CANBERRA, Feb. 1 (Xinhua) -- A team from Australia's national science agency has used artificial intelligence to make a breakthrough in Alzheimer's disease research.
Cerebral atrophy is the loss of nerve cells and the connections that help them communicate as a result of disease, infections or traumatic injury.
Its progress is measured in patients with neurodegenerative diseases including Alzheimer's via magnetic resonance imaging (MRI) but changes can be in the sub-millimeter range, making them difficult to detect.
By using advanced machine learning techniques, the CSIRO team was able to produce MRIs of brains with predefined signs of neurodegeneration in the cortex region -- the layer of the brain most affected by Alzheimer's.

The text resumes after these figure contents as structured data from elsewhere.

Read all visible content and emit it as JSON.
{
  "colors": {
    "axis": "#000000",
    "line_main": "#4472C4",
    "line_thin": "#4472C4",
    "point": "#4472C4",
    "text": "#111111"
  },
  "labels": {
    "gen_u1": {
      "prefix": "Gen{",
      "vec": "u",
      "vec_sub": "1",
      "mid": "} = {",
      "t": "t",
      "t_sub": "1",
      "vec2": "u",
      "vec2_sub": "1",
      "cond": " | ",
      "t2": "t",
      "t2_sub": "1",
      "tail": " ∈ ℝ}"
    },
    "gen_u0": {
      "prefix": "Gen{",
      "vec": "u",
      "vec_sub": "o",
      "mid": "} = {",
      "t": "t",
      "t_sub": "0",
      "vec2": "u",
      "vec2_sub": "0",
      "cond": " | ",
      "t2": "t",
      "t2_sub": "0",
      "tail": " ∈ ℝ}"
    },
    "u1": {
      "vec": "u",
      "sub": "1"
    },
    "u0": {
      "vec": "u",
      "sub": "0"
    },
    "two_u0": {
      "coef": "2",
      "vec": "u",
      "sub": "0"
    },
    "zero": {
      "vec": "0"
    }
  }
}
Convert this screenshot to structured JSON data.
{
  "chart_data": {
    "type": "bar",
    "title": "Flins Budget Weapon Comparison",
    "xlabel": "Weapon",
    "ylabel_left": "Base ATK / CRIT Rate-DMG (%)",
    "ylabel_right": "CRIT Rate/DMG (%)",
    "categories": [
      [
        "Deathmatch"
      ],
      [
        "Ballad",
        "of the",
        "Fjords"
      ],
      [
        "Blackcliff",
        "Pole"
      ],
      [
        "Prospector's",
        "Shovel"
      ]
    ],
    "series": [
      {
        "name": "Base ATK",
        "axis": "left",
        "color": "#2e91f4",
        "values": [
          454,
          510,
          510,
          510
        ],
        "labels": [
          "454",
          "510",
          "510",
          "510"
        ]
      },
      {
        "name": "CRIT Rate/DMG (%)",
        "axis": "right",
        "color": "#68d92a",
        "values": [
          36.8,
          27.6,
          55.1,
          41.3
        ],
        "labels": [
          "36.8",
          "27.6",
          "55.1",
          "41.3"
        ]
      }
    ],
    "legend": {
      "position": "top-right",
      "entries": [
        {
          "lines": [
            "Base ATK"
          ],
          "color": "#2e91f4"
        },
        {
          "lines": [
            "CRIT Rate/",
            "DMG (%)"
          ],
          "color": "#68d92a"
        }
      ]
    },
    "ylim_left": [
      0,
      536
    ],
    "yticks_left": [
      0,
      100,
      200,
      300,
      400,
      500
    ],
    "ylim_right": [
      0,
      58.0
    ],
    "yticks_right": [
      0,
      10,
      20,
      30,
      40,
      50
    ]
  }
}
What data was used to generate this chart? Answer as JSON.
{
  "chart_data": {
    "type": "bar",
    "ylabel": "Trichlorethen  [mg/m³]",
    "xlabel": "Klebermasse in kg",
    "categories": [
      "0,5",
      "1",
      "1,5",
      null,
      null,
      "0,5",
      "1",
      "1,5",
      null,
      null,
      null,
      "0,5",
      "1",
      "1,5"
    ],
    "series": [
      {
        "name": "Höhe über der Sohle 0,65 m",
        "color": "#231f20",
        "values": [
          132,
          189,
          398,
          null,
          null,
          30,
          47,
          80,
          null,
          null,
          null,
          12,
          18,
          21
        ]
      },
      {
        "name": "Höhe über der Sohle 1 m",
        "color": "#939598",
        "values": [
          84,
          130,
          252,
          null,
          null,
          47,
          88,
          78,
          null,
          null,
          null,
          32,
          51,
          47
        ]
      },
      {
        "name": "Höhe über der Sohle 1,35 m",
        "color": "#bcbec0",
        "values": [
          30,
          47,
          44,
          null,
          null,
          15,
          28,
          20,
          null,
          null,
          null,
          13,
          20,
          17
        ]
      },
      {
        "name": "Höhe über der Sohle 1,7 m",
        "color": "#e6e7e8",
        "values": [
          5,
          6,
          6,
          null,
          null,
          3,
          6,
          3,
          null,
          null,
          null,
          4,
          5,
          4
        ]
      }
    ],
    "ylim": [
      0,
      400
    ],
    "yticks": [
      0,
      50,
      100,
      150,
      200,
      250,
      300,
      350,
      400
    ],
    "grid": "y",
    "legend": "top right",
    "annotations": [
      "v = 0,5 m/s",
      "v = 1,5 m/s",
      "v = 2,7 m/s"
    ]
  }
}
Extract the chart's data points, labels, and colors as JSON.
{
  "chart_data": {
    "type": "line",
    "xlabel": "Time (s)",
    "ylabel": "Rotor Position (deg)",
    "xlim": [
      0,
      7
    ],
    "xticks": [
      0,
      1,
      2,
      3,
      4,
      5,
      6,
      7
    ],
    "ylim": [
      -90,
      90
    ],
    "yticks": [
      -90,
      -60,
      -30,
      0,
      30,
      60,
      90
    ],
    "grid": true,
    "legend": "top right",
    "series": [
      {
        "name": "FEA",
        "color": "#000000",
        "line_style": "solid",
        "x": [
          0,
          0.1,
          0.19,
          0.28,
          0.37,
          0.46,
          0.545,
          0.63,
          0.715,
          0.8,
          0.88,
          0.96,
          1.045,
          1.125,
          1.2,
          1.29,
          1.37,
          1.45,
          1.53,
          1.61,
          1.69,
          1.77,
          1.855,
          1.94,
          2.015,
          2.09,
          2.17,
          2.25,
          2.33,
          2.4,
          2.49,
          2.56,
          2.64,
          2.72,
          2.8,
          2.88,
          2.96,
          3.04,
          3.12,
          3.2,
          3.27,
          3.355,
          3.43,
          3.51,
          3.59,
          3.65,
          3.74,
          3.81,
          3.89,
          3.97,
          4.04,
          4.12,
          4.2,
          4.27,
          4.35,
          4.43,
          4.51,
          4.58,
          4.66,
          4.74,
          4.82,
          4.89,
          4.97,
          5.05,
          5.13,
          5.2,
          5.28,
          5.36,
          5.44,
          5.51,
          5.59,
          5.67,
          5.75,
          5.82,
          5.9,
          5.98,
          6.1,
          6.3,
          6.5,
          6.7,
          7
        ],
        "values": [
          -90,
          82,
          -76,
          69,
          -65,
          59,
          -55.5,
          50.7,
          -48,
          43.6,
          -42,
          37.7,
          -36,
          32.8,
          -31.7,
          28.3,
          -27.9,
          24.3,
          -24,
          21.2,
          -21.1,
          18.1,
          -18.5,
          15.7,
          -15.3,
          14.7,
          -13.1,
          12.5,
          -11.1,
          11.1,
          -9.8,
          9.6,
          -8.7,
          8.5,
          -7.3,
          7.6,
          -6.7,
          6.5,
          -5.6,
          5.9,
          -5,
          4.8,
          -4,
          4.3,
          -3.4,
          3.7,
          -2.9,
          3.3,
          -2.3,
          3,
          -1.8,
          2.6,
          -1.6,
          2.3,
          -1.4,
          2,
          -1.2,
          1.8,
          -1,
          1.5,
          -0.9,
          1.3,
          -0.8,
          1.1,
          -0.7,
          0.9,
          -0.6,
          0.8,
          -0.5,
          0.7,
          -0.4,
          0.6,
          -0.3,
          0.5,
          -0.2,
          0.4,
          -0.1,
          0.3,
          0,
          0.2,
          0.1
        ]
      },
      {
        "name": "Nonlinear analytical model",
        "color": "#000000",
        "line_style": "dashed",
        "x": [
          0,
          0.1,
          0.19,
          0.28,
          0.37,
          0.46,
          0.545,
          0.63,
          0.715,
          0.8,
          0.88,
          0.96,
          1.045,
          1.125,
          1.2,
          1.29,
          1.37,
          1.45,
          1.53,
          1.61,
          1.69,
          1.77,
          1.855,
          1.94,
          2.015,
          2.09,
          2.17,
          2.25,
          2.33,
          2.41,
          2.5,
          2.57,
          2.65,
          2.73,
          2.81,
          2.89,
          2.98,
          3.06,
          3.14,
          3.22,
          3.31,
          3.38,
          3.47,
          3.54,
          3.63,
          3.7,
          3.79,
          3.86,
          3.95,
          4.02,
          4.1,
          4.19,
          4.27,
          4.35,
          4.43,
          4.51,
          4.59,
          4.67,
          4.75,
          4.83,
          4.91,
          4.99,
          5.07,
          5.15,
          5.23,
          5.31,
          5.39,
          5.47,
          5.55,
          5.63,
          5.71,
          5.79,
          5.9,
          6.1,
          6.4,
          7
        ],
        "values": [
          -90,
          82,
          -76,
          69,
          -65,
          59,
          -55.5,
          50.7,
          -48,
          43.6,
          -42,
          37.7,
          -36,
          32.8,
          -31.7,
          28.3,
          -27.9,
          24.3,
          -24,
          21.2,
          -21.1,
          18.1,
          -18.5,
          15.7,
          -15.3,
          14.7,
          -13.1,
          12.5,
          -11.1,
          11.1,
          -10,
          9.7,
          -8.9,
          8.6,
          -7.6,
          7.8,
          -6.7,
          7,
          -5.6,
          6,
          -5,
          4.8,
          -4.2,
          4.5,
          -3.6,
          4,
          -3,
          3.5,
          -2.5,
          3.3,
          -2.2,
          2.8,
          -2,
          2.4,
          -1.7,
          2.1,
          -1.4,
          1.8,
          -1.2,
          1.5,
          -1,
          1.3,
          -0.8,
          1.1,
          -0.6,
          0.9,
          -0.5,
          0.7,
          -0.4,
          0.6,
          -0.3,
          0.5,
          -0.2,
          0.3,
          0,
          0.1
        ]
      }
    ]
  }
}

"Extremely accurate methods are needed to observe these signs in brain images when they begin to appear so they can be addressed earlier rather than later," Filip Rusak, a research scientist from CSIRO's Australian e-Health Research Center, said in a media release.
"Before these findings, there was no way to conclusively determine the sensitivity of the various methods used to measure cortical thickness in Alzheimer's patients."
With the breakthrough, researchers can now test the sensitivity of methods for quantifying changes in cortical thickness down to 0.01 millimeters.
Better testing of those methods could lead to new technologies for early diagnosis of Alzheimer's and any other disease involving neurodegeneration.
The team described it as a significant step forward to better understanding dementia and other brain diseases.
"The findings will help researchers pick the right tools for the job. The right tool increases the chances of accurately assessing disease progression," Rusak said.